Today 80 nations have their embassies in Tel Aviv, none in Jerusalem (though in 1980s Netherlands, Costa Rica and El Salvador did before moving them to Tel Aviv following world condemnation). In 1989, the USA was given a 99 year lease on a large plot of prime land to develop its embassy at the princely cost of $1 per year. However, the plot was not developed. In 1995 US Congress passed a law (under the influence of a strong Jewish lobby) for the embassy to move from Tel Aviv to Jerusalem. But every President since then – Clinton, Bush and Obama have signed Presidential waivers circumventing the embassy move on grounds of security.
 
Likely Repercussions
 
So, what will happen now? All Trump has to do is not sign the Presidential waiver which is due in Feb 18 and the US embassy will be required to move to Jerusalem. That will set off a new stage of unrest in the Middle East. The Palestinian President Mahmoud Abbas has already termed the proposed move as “a violation of International Law and a huge setback to peace hopes”. The Palestinians have also stated that no US peace plan will be acceptable “since the US is no longer an honest mediator.” That will be a personal affront to Trump who has set his eyes on a Middle East peace deal to be brokered by his son-in-law Jared Kushner, which he claims will be ‘The deal of the Century”.  
 
Shifting of the embassy may just see a recurrence of street violence in Palestinian territories and across the Arab world.
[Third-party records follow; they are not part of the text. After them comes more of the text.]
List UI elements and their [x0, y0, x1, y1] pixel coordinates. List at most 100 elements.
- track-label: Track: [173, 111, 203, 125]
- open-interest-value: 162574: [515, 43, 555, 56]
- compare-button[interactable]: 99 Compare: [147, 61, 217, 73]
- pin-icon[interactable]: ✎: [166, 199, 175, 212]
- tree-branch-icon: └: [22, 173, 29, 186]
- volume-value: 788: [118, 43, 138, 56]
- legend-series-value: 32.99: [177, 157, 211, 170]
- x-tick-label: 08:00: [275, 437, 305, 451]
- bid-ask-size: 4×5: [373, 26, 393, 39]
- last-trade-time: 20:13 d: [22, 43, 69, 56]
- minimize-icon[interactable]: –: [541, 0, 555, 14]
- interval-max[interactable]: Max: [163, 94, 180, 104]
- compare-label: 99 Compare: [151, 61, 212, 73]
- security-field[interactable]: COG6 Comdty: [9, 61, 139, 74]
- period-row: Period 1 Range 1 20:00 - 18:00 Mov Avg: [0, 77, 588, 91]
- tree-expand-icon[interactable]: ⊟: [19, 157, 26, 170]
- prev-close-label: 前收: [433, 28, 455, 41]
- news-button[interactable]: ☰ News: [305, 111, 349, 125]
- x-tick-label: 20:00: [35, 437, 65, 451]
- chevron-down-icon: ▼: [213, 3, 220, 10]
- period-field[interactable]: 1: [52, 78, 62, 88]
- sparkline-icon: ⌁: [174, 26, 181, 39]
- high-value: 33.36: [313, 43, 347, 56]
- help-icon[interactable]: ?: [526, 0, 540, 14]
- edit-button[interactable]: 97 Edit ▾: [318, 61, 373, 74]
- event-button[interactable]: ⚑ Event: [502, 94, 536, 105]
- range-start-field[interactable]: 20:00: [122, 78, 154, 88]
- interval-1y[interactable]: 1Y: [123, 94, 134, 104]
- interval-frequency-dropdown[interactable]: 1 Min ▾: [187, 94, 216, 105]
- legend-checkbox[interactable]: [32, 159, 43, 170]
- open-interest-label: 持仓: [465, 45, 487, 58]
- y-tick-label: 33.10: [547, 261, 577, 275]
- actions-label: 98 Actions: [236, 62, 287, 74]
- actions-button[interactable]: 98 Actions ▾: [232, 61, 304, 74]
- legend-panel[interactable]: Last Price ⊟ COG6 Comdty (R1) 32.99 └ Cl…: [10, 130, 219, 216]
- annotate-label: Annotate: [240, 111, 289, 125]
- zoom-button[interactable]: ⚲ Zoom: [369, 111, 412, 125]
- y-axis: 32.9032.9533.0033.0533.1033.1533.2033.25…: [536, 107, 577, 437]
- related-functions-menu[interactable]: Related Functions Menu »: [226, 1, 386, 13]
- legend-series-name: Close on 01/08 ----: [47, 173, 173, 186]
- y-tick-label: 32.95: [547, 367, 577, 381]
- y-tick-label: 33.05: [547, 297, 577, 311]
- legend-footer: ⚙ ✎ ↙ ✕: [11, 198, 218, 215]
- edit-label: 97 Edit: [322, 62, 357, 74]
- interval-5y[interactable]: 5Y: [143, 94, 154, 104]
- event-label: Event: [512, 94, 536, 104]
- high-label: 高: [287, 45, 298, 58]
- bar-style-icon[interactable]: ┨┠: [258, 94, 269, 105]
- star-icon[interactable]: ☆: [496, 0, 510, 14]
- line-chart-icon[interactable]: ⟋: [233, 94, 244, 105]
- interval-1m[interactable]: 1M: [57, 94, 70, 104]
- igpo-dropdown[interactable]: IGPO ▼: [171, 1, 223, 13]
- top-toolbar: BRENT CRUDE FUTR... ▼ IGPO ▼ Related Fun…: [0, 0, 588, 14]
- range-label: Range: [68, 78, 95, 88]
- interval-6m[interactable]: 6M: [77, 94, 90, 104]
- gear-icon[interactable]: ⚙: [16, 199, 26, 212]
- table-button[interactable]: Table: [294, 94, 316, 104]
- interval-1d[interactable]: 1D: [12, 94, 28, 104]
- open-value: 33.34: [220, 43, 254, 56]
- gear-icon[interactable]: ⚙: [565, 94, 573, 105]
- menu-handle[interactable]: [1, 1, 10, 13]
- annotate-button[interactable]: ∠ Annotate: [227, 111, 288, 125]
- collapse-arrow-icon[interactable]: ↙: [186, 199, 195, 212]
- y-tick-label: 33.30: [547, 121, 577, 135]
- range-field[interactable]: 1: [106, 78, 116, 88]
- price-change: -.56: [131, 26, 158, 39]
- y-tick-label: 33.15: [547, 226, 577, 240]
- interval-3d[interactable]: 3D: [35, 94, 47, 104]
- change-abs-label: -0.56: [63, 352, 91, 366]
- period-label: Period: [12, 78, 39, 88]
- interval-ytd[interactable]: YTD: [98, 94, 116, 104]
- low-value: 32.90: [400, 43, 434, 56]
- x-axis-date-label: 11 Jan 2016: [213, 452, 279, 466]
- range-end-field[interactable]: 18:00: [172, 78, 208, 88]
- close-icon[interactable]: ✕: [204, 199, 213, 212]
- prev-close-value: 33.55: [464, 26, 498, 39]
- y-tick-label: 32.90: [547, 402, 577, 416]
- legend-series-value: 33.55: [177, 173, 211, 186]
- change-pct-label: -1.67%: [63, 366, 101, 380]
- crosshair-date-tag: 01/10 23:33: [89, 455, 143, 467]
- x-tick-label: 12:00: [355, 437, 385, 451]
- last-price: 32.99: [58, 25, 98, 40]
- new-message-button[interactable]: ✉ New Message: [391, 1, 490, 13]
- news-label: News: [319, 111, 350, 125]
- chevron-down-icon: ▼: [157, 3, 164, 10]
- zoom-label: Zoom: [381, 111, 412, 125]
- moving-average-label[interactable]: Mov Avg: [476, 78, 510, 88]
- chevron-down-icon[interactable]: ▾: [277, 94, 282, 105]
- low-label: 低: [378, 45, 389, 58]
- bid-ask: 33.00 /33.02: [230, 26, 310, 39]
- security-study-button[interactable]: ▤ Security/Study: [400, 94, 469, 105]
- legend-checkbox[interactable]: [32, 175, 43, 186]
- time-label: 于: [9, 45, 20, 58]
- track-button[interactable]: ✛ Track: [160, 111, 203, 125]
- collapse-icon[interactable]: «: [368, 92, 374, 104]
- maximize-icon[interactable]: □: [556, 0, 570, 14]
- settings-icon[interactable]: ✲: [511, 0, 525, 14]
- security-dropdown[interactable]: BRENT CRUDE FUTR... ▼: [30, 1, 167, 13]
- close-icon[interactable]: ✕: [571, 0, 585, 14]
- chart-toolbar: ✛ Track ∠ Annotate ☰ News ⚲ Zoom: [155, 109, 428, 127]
Just hours after President Trump’s announcement the powerful Shia cleric Muqtada-al-Sadr said that the move represents “an open declaration of war against Islam” and demanded the closure of Israeli and US embassies in Islamic nations. The proposal thus threatens to widen the Western world versus Islam schism and perhaps precipitate another intifada in the occupied territories. 
 
The proposed move could thus be a self-goal by the US. Its loss of face in the UN General Assembly means that other nations may not be so forthcoming in supporting US sponsored resolutions, like sanctions against North Korea, or the revoking of the US-Iran Nuclear deal. Iran may emerge as the major beneficiary in this. It can use the growing anger against the US and emerge as the Champion of the Islamic world. Russia too can emerge as a major player in the Middle East, especially after its involvement in Syria. With the US losing its sheen as ‘a honest broker’, it may take on the role, only then the pendulum will swing the other way.
 
Let us hope that good sense will prevail and the proposed move of the Embassy to Jerusalem does not come about. The US can adopt a face-saving measure like having the US Ambassador in Tel Aviv operate from its consulate in Jerusalem, but should it go ahead with constructing an embassy (in the same plot of land so helpfully provided by Israel) it may just trigger off another wave of unrest in the Middle East. The sheer symbolism of this step will put paid to any fair and just settlement, and may spark of another spiral of violence in this volatile and conflict-prone region.